Irak: trente ans plus tard
Le récent voyage du pape François en Irak a remis sur le devant de la scène ce pays et sa situation. Il y a vingt ans déjà, en 2001, les États-Unis dénonçaient l’Irak de Saddam Hussein comme faisant partie de « l’axe du mal » qui devait être annihilé. Humiliés par les attentats de septembre, les États-Unis se cherchaient un adversaire à combattre et à vaincre. Depuis l’intervention de 1991, il y a trente ans cette année, l’Irak était dans le collimateur de Washington. En 2001, Saddam Hussein sauva sa tête, les troupes américaines partant vers l’Afghanistan, où elles connurent l’amertume de l’enlisement.

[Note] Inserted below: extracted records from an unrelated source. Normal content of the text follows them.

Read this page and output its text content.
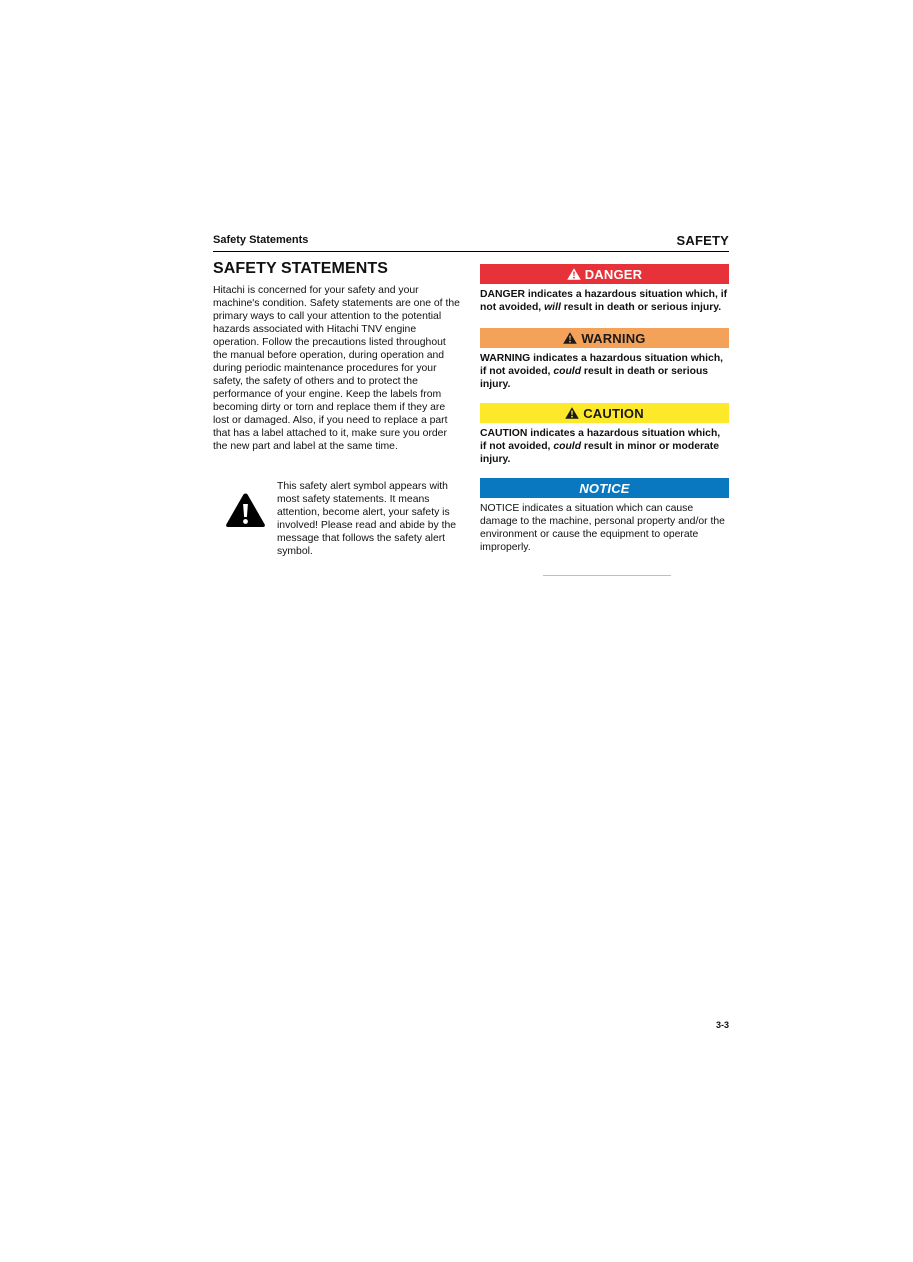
Safety Statements	SAFETY
SAFETY STATEMENTS

Hitachi is concerned for your safety and your machine's condition. Safety statements are one of the primary ways to call your attention to the potential hazards associated with Hitachi TNV engine operation. Follow the precautions listed throughout the manual before operation, during operation and during periodic maintenance procedures for your safety, the safety of others and to protect the performance of your engine. Keep the labels from becoming dirty or torn and replace them if they are lost or damaged. Also, if you need to replace a part that has a label attached to it, make sure you order the new part and label at the same time.

This safety alert symbol appears with most safety statements. It means attention, become alert, your safety is involved! Please read and abide by the message that follows the safety alert symbol.

DANGER

DANGER indicates a hazardous situation which, if not avoided, will result in death or serious injury.

WARNING

WARNING indicates a hazardous situation which, if not avoided, could result in death or serious injury.

CAUTION

CAUTION indicates a hazardous situation which, if not avoided, could result in minor or moderate injury.

NOTICE

NOTICE indicates a situation which can cause damage to the machine, personal property and/or the environment or cause the equipment to operate improperly.

3-3
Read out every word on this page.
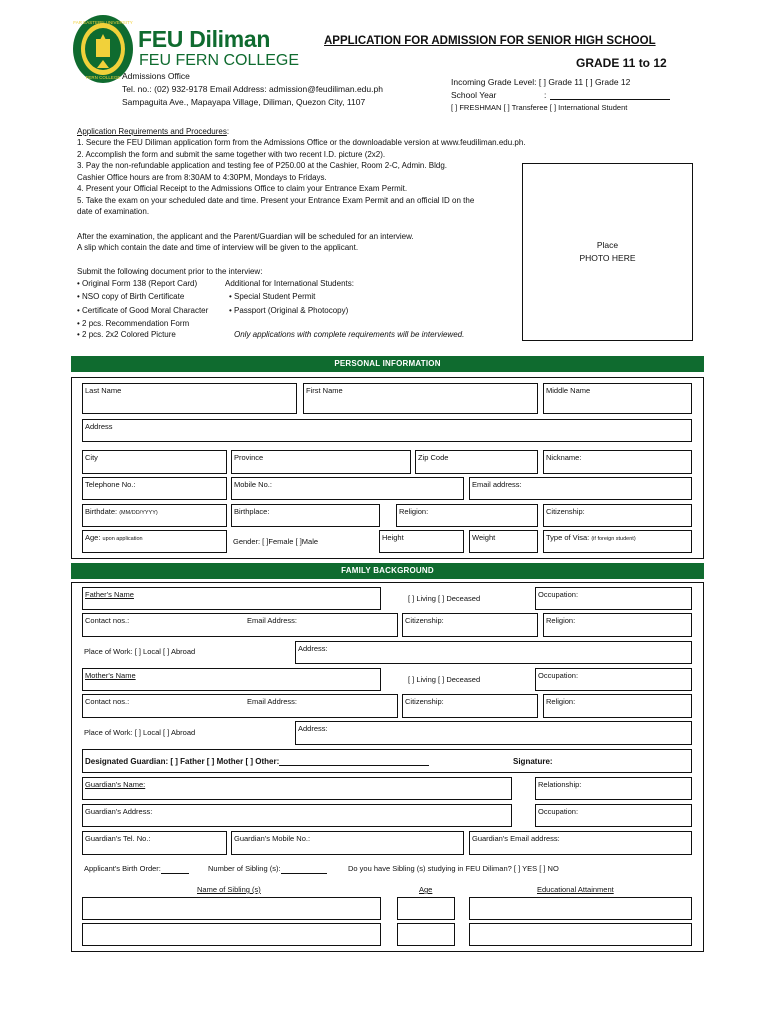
FAR EASTERN UNIVERSITY
FERN COLLEGE
FEU Diliman
FEU FERN COLLEGE
Admissions Office
Tel. no.: (02) 932-9178 Email Address: admission@feudiliman.edu.ph
Sampaguita Ave., Mapayapa Village, Diliman, Quezon City, 1107
APPLICATION FOR ADMISSION FOR SENIOR HIGH SCHOOL
GRADE 11 to 12
Incoming Grade Level: [ ] Grade 11 [ ] Grade 12
School Year	:
[ ] FRESHMAN [ ] Transferee [ ] International Student
Application Requirements and Procedures:
1. Secure the FEU Diliman application form from the Admissions Office or the downloadable version at www.feudiliman.edu.ph.
2. Accomplish the form and submit the same together with two recent I.D. picture (2x2).
3. Pay the non-refundable application and testing fee of P250.00 at the Cashier, Room 2-C, Admin. Bldg.
Cashier Office hours are from 8:30AM to 4:30PM, Mondays to Fridays.
4. Present your Official Receipt to the Admissions Office to claim your Entrance Exam Permit.
5. Take the exam on your scheduled date and time. Present your Entrance Exam Permit and an official ID on the
date of examination.
After the examination, the applicant and the Parent/Guardian will be scheduled for an interview.
A slip which contain the date and time of interview will be given to the applicant.
Submit the following document prior to the interview:
• Original Form 138 (Report Card)
• NSO copy of Birth Certificate
• Certificate of Good Moral Character
• 2 pcs. Recommendation Form
• 2 pcs. 2x2 Colored Picture
Additional for International Students:
• Special Student Permit
• Passport (Original & Photocopy)
Only applications with complete requirements will be interviewed.
Place
PHOTO HERE
PERSONAL INFORMATION
Last Name	First Name	Middle Name
Address
City	Province	Zip Code	Nickname:
Telephone No.:	Mobile No.:	Email address:
Birthdate: (MM/DD/YYYY)	Birthplace:	Religion:	Citizenship:
Age: upon application	Gender: [ ]Female [ ]Male	Height	Weight	Type of Visa: (if foreign student)
FAMILY BACKGROUND
Father's Name	[ ] Living [ ] Deceased	Occupation:
Contact nos.:	Email Address:	Citizenship:	Religion:
Place of Work: [ ] Local [ ] Abroad	Address:
Mother's Name	[ ] Living [ ] Deceased	Occupation:
Contact nos.:	Email Address:	Citizenship:	Religion:
Place of Work: [ ] Local [ ] Abroad	Address:
Designated Guardian: [ ] Father [ ] Mother [ ] Other:	Signature:
Guardian's Name:	Relationship:
Guardian's Address:	Occupation:
Guardian's Tel. No.:	Guardian's Mobile No.:	Guardian's Email address:
Applicant's Birth Order:	Number of Sibling (s):	Do you have Sibling (s) studying in FEU Diliman? [ ] YES [ ] NO
Name of Sibling (s)	Age	Educational Attainment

Vingt ans plus tard, la situation à Kaboul et dans le reste du pays n’est guère meilleure que celle qu’elle était alors. Pour Saddam Hussein et son régime, le répit ne fut que de courte durée. En 2003, après avoir tenté de convaincre que l’Irak disposait d’armes de destructions massives, les États-Unis bombardaient le pays et tentaient de faire un regime change qui est très loin d’avoir porté ses promesses. L’Irak détruit s’enlisa dans le chaos, et avec lui le reste du Moyen-Orient. Puis ce furent les printemps arabes de 2011, il y a dix ans, l’émergence de l’État islamique, composé en partie de cadres sunnites de l’armée de Saddam Hussein, et l’expansion du djihad vers le nord de l’Afrique, puis le Sahel et dorénavant le golfe de Guinée et l’Afrique de l’Ouest.
Un nouveau monde, ancré dans l’ancien monde
Trente ans après la guerre du Golfe, l’histoire a à la fois beaucoup avancé et en même temps stagné. Avancé, car le Moyen-Orient n’est plus tout à fait le même. La question palestinienne est moins prégnante. Les accords d’Abraham entre les Émirats arabes unis et Israël ont réglé une partie des problèmes et, surtout, les générations ont changé. Le facteur temps est essentiel en géopolitique, et hélas pas assez pris en compte. Une génération, c’est environ 25 ans. Depuis 1991, c’est près de deux générations qui sont passées, ce qui est à la fois peu et considérable. Les dignitaires irakiens qui ont 40 ans aujourd’hui avaient dix ans à l’époque de la première guerre du Golfe, c’est-à-dire une éternité pour eux et presque un autre monde. Beaucoup de choses ont changé depuis cette année qui vit la disparition de l’URSS, l’hégémonie des États-Unis, leur hyperpuissance et même leur seule puissance. Nous sommes revenus désormais à un monde multipolaire, la Chine compte alors qu’elle pesait peu, et le réveil des cultures et des civilisations est manifeste, que ce soit avec le redressement de l’islamisme ou de l’indigénisme. Depuis la guerre du Golfe de 1991, c’est un autre monde qui a émergé et de nouvelles relations internationales qui le structurent ; mais un nouveau monde marqué par des permanences : celles des cultures, des religions, des peuples et de la défense des territoires.